Inspirando-se na obra Crônica de uma Morte Anunciada, do renomado autor Gabriel García Márquez, a janela de 20 anos definida pelas Nações Unidas para que os países cumpram as metas climáticas estabelecidas no Acordo de Paris está se fechando rapidamente. Os países signatários concordaram em limitar o aquecimento global a níveis "bem abaixo" de 2 °C, com esforços direcionados para mantê-lo em 1,5 °C acima das temperaturas pré-industriais.
Os acontecimentos do mundo real revelam uma situação alarmante. O ano passado foi registrado como o mais quente da história. Segundo a Organização Meteorológica Mundial (OMM), a temperatura média global da superfície da Terra foi cerca de 1,6 °C superior às médias do final do século 19, período que antecedeu a queima em larga escala de combustíveis fósseis pelos seres humanos.
Embora, em teoria, isso não signifique que o Acordo de Paris já tenha sido ultrapassado — uma vez que as metas são avaliadas ao longo de décadas —, dois estudos recentes analisaram dados climáticos históricos e concluíram que anos extremamente quentes no passado são, de fato, indicativos de uma violação potencial dos limites de aquecimento no futuro e a longo prazo.
Atualmente, só saberemos se o limite do Acordo de Paris foi atingido, ou seja, se conseguiremos completar o período de 20 anos com uma temperatura média de 1,5 °C, no futuro. Contudo, os novos estudos de modelagem, ambos publicados na revista Nature Climate Change, sugerem que já estamos na referida janela de 20 anos, podendo até mesmo estar cruzando o ponto médio.

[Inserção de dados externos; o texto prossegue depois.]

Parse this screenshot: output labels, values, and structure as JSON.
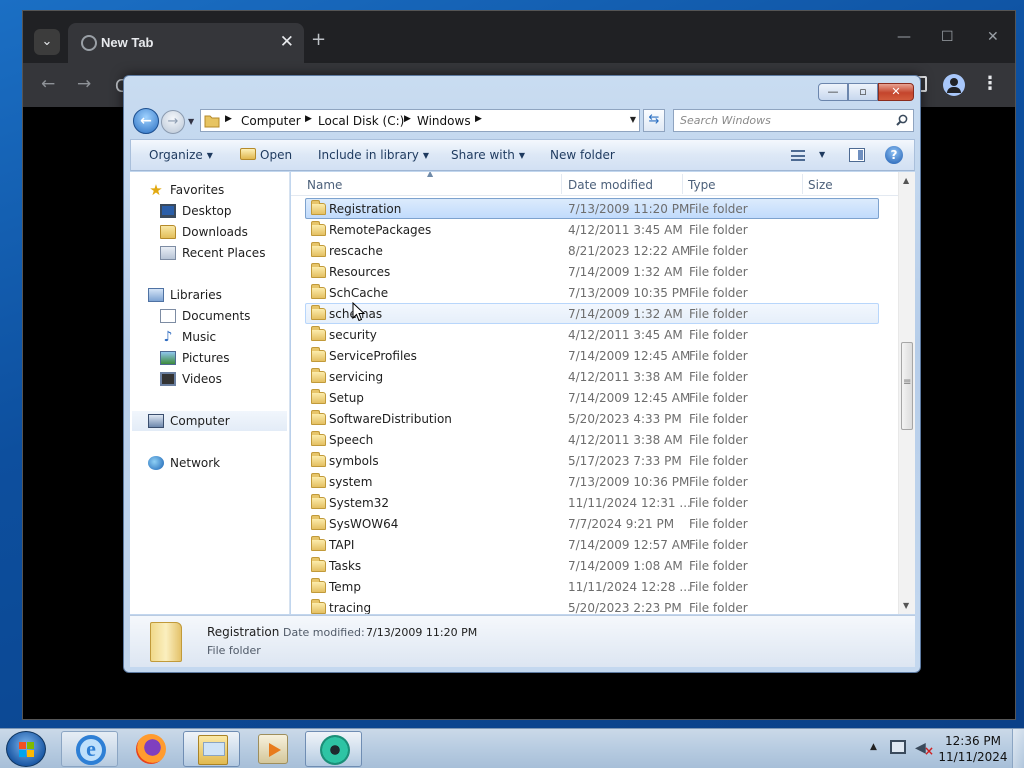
{
  "browser": {
    "tab_title": "New Tab",
    "tab_close": "✕",
    "new_tab": "+",
    "minimize": "—",
    "maximize": "☐",
    "close": "✕",
    "back": "←",
    "forward": "→",
    "omnibox_char": "C",
    "menu": "⋮"
  },
  "explorer": {
    "caption": {
      "minimize": "—",
      "maximize": "▫",
      "close": "✕"
    },
    "address": {
      "crumbs": [
        "Computer",
        "Local Disk (C:)",
        "Windows"
      ],
      "separator": "▶"
    },
    "search": {
      "placeholder": "Search Windows"
    },
    "toolbar": {
      "organize": "Organize",
      "open": "Open",
      "include_in_library": "Include in library",
      "share_with": "Share with",
      "new_folder": "New folder",
      "dropdown_arrow": "▼",
      "help": "?"
    },
    "nav": {
      "favorites": "Favorites",
      "desktop": "Desktop",
      "downloads": "Downloads",
      "recent_places": "Recent Places",
      "libraries": "Libraries",
      "documents": "Documents",
      "music": "Music",
      "pictures": "Pictures",
      "videos": "Videos",
      "computer": "Computer",
      "network": "Network"
    },
    "columns": {
      "name": "Name",
      "date_modified": "Date modified",
      "type": "Type",
      "size": "Size",
      "sort_caret": "▲"
    },
    "files": [
      {
        "name": "Registration",
        "date": "7/13/2009 11:20 PM",
        "type": "File folder",
        "state": "selected"
      },
      {
        "name": "RemotePackages",
        "date": "4/12/2011 3:45 AM",
        "type": "File folder",
        "state": ""
      },
      {
        "name": "rescache",
        "date": "8/21/2023 12:22 AM",
        "type": "File folder",
        "state": ""
      },
      {
        "name": "Resources",
        "date": "7/14/2009 1:32 AM",
        "type": "File folder",
        "state": ""
      },
      {
        "name": "SchCache",
        "date": "7/13/2009 10:35 PM",
        "type": "File folder",
        "state": ""
      },
      {
        "name": "schemas",
        "date": "7/14/2009 1:32 AM",
        "type": "File folder",
        "state": "hover"
      },
      {
        "name": "security",
        "date": "4/12/2011 3:45 AM",
        "type": "File folder",
        "state": ""
      },
      {
        "name": "ServiceProfiles",
        "date": "7/14/2009 12:45 AM",
        "type": "File folder",
        "state": ""
      },
      {
        "name": "servicing",
        "date": "4/12/2011 3:38 AM",
        "type": "File folder",
        "state": ""
      },
      {
        "name": "Setup",
        "date": "7/14/2009 12:45 AM",
        "type": "File folder",
        "state": ""
      },
      {
        "name": "SoftwareDistribution",
        "date": "5/20/2023 4:33 PM",
        "type": "File folder",
        "state": ""
      },
      {
        "name": "Speech",
        "date": "4/12/2011 3:38 AM",
        "type": "File folder",
        "state": ""
      },
      {
        "name": "symbols",
        "date": "5/17/2023 7:33 PM",
        "type": "File folder",
        "state": ""
      },
      {
        "name": "system",
        "date": "7/13/2009 10:36 PM",
        "type": "File folder",
        "state": ""
      },
      {
        "name": "System32",
        "date": "11/11/2024 12:31 ...",
        "type": "File folder",
        "state": ""
      },
      {
        "name": "SysWOW64",
        "date": "7/7/2024 9:21 PM",
        "type": "File folder",
        "state": ""
      },
      {
        "name": "TAPI",
        "date": "7/14/2009 12:57 AM",
        "type": "File folder",
        "state": ""
      },
      {
        "name": "Tasks",
        "date": "7/14/2009 1:08 AM",
        "type": "File folder",
        "state": ""
      },
      {
        "name": "Temp",
        "date": "11/11/2024 12:28 ...",
        "type": "File folder",
        "state": ""
      },
      {
        "name": "tracing",
        "date": "5/20/2023 2:23 PM",
        "type": "File folder",
        "state": ""
      }
    ],
    "details": {
      "name": "Registration",
      "date_label": "Date modified:",
      "date_value": "7/13/2009 11:20 PM",
      "type": "File folder"
    }
  },
  "taskbar": {
    "time": "12:36 PM",
    "date": "11/11/2024",
    "ie_letter": "e",
    "tray_arrow": "▲",
    "speaker": "◀"
  }
}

Dados do Copernicus Climate Change Service e da universidade de Berkeley indicam que junho de 2024 marcou o décimo segundo mês consecutivo em que as temperaturas médias mensais globais superaram a marca de 1,5 °C. Emanuele Bevacqua, do Centro Helmholtz de Pesquisa Ambiental em Leipzig, Alemanha, alerta: “Se permanecermos nesta situação política atual, o primeiro ano a 1,5 °C sinaliza que já estamos neste período de 20 anos”.
Modelagem e Projeções Climáticas
Nos novos estudos, os autores utilizam modelos e simulações como o projeto CMIP6, desenvolvido pelo Programa Mundial de Pesquisas Climáticas, para prever condições climáticas futuras. Esses modelos incorporam dados históricos relacionados a temperatura, precipitação e química oceânica. O CMIP6 inclui diferentes cenários de aquecimento, sendo o SSP2-4.5 aquele que reflete as tendências atuais das políticas climáticas.
Um dos estudos, liderado pelo cientista climático Alex Cannon, do Environment and Climate Change Canada, busca responder a perguntas cruciais: “Quando saberemos que o mundo ultrapassou esse limite no longo prazo? Um ano mais quente que 1,5 °C sinaliza que a meta do Acordo de Paris foi ultrapassada?”.
Para abordar essas questões, Cannon analisou dados reais de temperatura dos últimos 10 anos e os combinou com projeções de modelos para os próximos 10 anos. Essa abordagem, no entanto, depende da confiabilidade dos dados observados que alimentam o modelo e da capacidade de incorporar corretamente os fatores que influenciarão o clima futuro.
Usando as projeções do CMIP6 (iniciais e futuras), os pesquisadores se propõem a entender melhor os impactos das temperaturas extremas e das políticas climáticas atuais na trajetória do aquecimento global.